Kunal Garg is a Ph.D. student at the University and INFN of Catania, working with Angela Badala and Franco Riggi. He became a member of the ALICE experiment in December 2015, after completing his Master studies at the National Institute of Science Education and Research (NISER) in Bhubaneswar, India. “I was very happy to be able to join a LHC experiment,” comments enthusiastically Kunal, “since working at CERN was a dream for me”.
Currently, he is analysing ALICE data of pp collisions at 13 TeV to study the properties of the charged K* resonance. This is a very short-lived strange resonance with a lifetime of about 4 fm/c, thus it can provide valuable information about the hadronic phase formed in the heavy-ion collisions and, maybe, in the high multiplicity pp collisions as well. Its production in minimum bias pp collisions represents a baseline for heavy-ion collision measurements and helps in understanding hadron production processes – constraining theoretical models – and in studying strangeness production.

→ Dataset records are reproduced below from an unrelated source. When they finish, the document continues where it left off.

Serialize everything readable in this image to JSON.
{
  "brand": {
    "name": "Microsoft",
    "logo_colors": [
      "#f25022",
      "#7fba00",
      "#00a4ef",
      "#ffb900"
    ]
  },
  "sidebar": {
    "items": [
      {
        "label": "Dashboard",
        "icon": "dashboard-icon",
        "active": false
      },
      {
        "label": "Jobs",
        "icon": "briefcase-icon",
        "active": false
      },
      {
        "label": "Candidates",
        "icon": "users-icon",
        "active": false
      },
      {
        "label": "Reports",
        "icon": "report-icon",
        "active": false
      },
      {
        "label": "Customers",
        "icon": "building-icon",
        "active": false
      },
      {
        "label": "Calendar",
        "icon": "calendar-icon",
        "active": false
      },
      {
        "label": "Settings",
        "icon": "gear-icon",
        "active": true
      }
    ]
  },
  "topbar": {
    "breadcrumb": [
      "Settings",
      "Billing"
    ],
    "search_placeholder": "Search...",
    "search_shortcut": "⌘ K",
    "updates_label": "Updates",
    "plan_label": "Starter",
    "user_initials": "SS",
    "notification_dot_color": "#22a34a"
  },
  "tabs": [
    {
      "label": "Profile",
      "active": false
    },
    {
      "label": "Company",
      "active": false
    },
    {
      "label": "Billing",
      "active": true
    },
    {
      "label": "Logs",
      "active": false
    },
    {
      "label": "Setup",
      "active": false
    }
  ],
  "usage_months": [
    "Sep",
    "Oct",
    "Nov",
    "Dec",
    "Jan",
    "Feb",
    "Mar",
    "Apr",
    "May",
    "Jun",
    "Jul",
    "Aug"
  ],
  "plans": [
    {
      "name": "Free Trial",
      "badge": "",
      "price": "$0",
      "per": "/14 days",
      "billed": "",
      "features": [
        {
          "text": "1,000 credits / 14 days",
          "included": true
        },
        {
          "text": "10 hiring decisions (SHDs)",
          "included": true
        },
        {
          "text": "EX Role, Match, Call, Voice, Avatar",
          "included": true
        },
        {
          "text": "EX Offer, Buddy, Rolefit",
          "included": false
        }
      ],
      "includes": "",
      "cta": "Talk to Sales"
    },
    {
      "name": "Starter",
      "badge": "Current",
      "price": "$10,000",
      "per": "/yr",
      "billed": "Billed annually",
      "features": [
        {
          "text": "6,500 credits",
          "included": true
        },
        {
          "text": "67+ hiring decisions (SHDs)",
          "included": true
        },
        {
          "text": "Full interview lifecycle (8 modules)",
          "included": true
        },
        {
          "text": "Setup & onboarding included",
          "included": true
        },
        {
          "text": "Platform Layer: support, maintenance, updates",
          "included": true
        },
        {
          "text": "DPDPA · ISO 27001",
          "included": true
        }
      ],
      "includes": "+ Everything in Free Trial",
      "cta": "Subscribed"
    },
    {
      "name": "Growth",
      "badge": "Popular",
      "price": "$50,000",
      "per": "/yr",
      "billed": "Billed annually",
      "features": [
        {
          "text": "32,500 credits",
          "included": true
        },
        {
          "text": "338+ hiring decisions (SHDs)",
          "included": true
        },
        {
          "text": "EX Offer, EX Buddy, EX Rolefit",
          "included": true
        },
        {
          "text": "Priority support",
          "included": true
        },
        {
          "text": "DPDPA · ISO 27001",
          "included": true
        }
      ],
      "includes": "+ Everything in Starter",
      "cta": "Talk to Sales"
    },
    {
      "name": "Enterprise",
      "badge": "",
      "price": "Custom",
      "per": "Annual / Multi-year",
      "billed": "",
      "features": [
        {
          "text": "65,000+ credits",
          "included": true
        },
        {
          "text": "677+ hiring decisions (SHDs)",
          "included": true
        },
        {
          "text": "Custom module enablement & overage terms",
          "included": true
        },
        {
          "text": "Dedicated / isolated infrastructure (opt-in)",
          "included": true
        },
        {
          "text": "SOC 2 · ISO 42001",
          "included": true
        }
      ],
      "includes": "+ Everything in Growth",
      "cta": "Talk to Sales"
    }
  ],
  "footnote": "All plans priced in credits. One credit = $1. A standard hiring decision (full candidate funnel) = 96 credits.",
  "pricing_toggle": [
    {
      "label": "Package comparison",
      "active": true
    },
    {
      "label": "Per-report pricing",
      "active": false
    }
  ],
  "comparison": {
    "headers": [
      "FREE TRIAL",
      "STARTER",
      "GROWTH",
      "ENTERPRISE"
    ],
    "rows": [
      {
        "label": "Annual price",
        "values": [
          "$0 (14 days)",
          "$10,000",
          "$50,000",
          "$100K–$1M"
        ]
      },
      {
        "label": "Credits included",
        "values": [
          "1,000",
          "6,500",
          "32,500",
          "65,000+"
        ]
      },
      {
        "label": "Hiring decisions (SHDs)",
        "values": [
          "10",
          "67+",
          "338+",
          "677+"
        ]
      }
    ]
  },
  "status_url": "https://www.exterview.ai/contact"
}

He is also working with his group in Catania on the ITS upgrade for Run 3.
Kunal participated in the LHCP 2018 Conference with a poster on measurements of the K?(892)±resonance in pp collisions at 5.02 TeV, 8 TeV and 13 TeV and was given the possibility to present his work in a flash talk, as a best poster award. “I did not expect to win the prize but I'm extremely grateful and happy for it,” he declares. “I surely want to continue doing physics because my curiosity is not yes satisfied and I hope that I will be able to keep working in ALICE after the end of my PhD.”